L'odeur suspecte constatée ces derniers jours à Nice est-elle le signe avant-coureur d'un tremblement de terre? C'est la folle théorie qui essaime sur les réseaux sociaux. Des spécialistes coupent court aux fantasmes.
séisme graphique
© AFPIl se produit quotidiennement des secousses dans notre région. Mais ces soubresauts telluriques passent la plupart du temps inaperçus.
Odeur de gaz, d'œuf pourri, de soufre ou encore des relents d'essences ou d'hydrocarbures... Depuis bientôt 10 jours, les Niçois sont nombreux à se plaindre de nuisances olfactives, particulièrement malodorantes en début de journée.

Si la source semble avoir été identifiée du côté du Nord-Est de Nice par AtmoSud, l'origine précise reste à déterminer. Mais certains, sur les réseaux sociaux, n'hésitent pas à sentir, dans cette odeur de soufre, le signe annonciateur d'un séisme. Rien que ça. Pour appuyer leur théorie hasardeuse, ils citent les cas des séismes de Christchurch en Nouvelle-Zélande (2010) ou de Kobe au Japon (1995), quand des témoins affirmaient avoir senti des odeurs de soufre en amont du drame.

Chercheur au Laboratoire Géoazur, Christophe Larroque coupe court à tout lien. « Je ne connais pas de travaux scientifiques montrant une odeur particulière précédant le déclenchement d'un séisme », assure-t-il.

Une intrigante odeur d'œuf pourri en Californie... qui venait d'un lac

En 2012, les médias du monde entier s'étaient fait l'écho de ces Californiens inquiets par une odeur d'œuf pourri. Certains l'avaient interprété comme le signe d'événements géothermiques précédant le "Big One", le grand séisme tant redouté sur la Côte Ouest des États-Unis. Finalement, il n'en était rien. Les relents - du sulfure d'hydrogène - émanaient en réalité d'un lac voisin.

Au moment de réagir aux effluves "nauséabondes" qui interpellent les narines des Niçois, André Laurenti préfère mettre fin d'emblée à tout suspens. "Il peut y avoir des odeurs de soufre, mais c'est après la survenue de l'événement".

Auteur du site azurseisme.com et membre de l'Association française de Génie Parasismique, il appuie son propos en faisant un bond dans le temps: en 1564, année du séisme nissart survenu dans la Vésubie.

L'odeur de soufre après le "tremble-terre" de 1564

Un demi-siècle plus tard, Louis Thaon, docteur en droit, avocat de la Cour et natif de Lantosque, avait publié un ouvrage sur le "tremble-terre". Dans un court passage, il évoque le souvenir de ses parents qui vécurent la catastrophe dans le village de la Bollène Vésubie.
"Mon père, qui était en promenade hors du village de la Bolene (sic), avec quelques-uns des principaux d'ici, ayant entendu le bruit subit et inouï, tourna les yeux et ne put voir que poussière, et flairer une vapeur de soufre, de façon que lui et toute l'assemblée furent contraints de fermer le nez et les yeux, l'espace d'un quart d'heure."
Un éboulement, un glissement de terrain

Au-delà de ce récit, André Laurenti pointe un autre élément: l'absence d'activité sismique propre à Nice. "Les seuls dégâts connus à Nice ont été produits par le séisme ligure du 23 février 1887". Ce jour-là, au petit matin, la faille qui court entre Savone et Nice a brusquement rompu sur environ 35km de long, constituant en quelque sorte l'événement de référence pour la région.

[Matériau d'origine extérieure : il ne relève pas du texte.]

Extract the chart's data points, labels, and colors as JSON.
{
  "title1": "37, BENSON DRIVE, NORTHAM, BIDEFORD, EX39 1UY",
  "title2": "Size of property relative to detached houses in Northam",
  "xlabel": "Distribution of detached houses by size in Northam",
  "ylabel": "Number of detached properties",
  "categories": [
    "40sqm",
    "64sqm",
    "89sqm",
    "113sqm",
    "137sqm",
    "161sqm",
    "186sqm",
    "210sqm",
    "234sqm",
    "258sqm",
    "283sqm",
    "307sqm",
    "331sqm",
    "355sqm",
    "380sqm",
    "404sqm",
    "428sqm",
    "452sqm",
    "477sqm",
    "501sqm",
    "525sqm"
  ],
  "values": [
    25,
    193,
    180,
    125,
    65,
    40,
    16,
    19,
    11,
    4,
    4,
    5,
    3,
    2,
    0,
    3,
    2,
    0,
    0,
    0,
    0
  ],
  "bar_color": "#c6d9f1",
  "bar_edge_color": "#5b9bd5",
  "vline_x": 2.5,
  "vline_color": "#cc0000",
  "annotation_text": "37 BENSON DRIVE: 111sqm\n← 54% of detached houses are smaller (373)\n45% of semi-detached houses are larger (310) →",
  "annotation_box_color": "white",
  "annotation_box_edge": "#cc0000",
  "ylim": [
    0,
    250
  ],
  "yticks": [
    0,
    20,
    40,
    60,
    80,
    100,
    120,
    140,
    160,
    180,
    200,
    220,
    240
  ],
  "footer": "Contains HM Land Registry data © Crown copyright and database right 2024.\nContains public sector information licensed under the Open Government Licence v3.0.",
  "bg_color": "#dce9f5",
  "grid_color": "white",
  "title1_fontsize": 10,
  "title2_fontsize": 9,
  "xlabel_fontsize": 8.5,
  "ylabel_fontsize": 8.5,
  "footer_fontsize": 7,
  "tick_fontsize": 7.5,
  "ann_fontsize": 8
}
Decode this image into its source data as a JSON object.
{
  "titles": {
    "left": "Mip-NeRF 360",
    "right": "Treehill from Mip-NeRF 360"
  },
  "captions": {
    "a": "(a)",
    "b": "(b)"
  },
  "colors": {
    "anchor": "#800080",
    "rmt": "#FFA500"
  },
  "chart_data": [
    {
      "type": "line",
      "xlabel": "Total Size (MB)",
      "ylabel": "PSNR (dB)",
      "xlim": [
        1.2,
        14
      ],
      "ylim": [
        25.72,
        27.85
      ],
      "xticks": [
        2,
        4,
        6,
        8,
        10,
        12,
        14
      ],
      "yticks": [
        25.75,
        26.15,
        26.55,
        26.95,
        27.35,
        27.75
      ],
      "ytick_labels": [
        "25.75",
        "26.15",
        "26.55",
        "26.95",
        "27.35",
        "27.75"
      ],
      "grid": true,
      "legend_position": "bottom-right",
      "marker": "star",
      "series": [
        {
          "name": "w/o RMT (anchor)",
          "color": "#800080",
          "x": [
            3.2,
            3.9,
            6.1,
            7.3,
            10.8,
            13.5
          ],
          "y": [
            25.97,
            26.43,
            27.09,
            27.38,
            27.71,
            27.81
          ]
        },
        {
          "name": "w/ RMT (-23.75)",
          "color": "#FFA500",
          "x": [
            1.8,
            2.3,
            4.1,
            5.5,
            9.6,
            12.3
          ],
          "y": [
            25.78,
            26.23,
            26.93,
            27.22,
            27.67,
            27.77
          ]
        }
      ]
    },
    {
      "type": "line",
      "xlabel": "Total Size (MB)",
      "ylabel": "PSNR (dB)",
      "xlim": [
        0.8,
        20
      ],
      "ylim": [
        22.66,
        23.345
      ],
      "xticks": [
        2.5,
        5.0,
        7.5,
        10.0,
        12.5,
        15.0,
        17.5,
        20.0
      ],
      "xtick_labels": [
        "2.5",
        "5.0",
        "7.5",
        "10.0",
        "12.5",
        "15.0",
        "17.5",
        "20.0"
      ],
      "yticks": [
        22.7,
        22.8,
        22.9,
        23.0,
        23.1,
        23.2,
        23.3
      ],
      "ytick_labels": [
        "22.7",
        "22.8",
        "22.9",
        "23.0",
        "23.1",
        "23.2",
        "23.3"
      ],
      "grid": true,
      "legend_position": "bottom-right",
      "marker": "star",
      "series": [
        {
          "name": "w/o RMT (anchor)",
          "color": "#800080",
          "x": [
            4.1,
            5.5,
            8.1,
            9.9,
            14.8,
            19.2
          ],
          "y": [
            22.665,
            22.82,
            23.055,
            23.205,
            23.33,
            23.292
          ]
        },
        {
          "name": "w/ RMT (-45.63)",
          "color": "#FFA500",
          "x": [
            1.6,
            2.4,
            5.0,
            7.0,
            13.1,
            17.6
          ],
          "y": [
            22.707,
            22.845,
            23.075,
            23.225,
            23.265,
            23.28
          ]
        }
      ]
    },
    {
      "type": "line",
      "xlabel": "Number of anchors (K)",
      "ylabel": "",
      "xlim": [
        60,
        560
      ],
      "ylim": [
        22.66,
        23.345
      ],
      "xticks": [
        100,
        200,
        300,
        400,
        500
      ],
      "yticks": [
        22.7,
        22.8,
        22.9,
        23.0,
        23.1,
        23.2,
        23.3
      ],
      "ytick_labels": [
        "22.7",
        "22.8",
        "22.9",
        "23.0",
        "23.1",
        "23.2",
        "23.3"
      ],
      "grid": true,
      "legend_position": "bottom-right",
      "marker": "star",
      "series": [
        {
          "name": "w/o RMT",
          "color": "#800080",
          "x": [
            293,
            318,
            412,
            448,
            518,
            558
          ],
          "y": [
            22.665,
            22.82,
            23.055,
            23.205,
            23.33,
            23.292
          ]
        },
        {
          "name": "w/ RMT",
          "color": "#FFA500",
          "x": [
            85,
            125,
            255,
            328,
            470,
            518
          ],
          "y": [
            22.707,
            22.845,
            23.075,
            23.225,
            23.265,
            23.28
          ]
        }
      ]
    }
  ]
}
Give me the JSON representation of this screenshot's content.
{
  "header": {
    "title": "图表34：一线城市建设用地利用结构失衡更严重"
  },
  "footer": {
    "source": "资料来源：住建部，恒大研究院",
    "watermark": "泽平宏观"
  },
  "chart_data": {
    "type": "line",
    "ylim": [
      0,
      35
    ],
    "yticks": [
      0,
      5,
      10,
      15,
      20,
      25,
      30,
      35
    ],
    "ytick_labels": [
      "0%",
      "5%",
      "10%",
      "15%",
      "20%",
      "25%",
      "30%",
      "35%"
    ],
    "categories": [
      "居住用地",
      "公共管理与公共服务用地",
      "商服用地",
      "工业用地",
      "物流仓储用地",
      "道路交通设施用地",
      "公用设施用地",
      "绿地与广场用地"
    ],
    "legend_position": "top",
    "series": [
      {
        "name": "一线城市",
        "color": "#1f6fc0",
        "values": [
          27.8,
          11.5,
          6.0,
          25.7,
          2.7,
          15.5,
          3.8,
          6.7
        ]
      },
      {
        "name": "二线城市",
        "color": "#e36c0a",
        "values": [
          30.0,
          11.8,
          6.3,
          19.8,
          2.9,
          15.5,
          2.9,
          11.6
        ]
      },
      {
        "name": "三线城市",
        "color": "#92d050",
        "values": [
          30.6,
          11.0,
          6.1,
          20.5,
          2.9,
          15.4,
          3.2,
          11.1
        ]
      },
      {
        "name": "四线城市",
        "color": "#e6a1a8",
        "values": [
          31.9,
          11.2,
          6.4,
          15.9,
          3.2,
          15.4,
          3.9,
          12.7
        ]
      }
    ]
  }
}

"Il peut se produire des émanations de gaz comme le radon sur des failles majeures prêtes à rompre et donner un puissant séisme, mais nous ne sommes pas dans cette configuration-là. Pour sentir le souffre ou œuf pourri, il faut qu'il y ait eu un éboulement, un glissement de terrain", poursuit André Laurenti.

Aussi, après avoir pris connaissance de la carte des signalements des riverains élaborée par AtmoSud, "il faudrait s'assurer que les dernières précipitations n'aient pas provoqué des effondrements de cavités sous la colline de Cimiez. Le gypse contient un pourcentage de soufre élevé, d'où la présence de cette odeur d'œuf pourri".

Des mesures en cours

Pour rappel, l'observatoire de la qualité de l'air en Région Sud Provence-Alpes-Côte d'Azur a lancé, depuis ce lundi soir, en collaboration avec la Métropole de Nice, un plan de surveillance dans les quartiers de la Libération, Cimiez, Rimiez, à proximité de l'Hôpital Pasteur.

Les mesures réalisées devraient permettre d'y voir plus clair.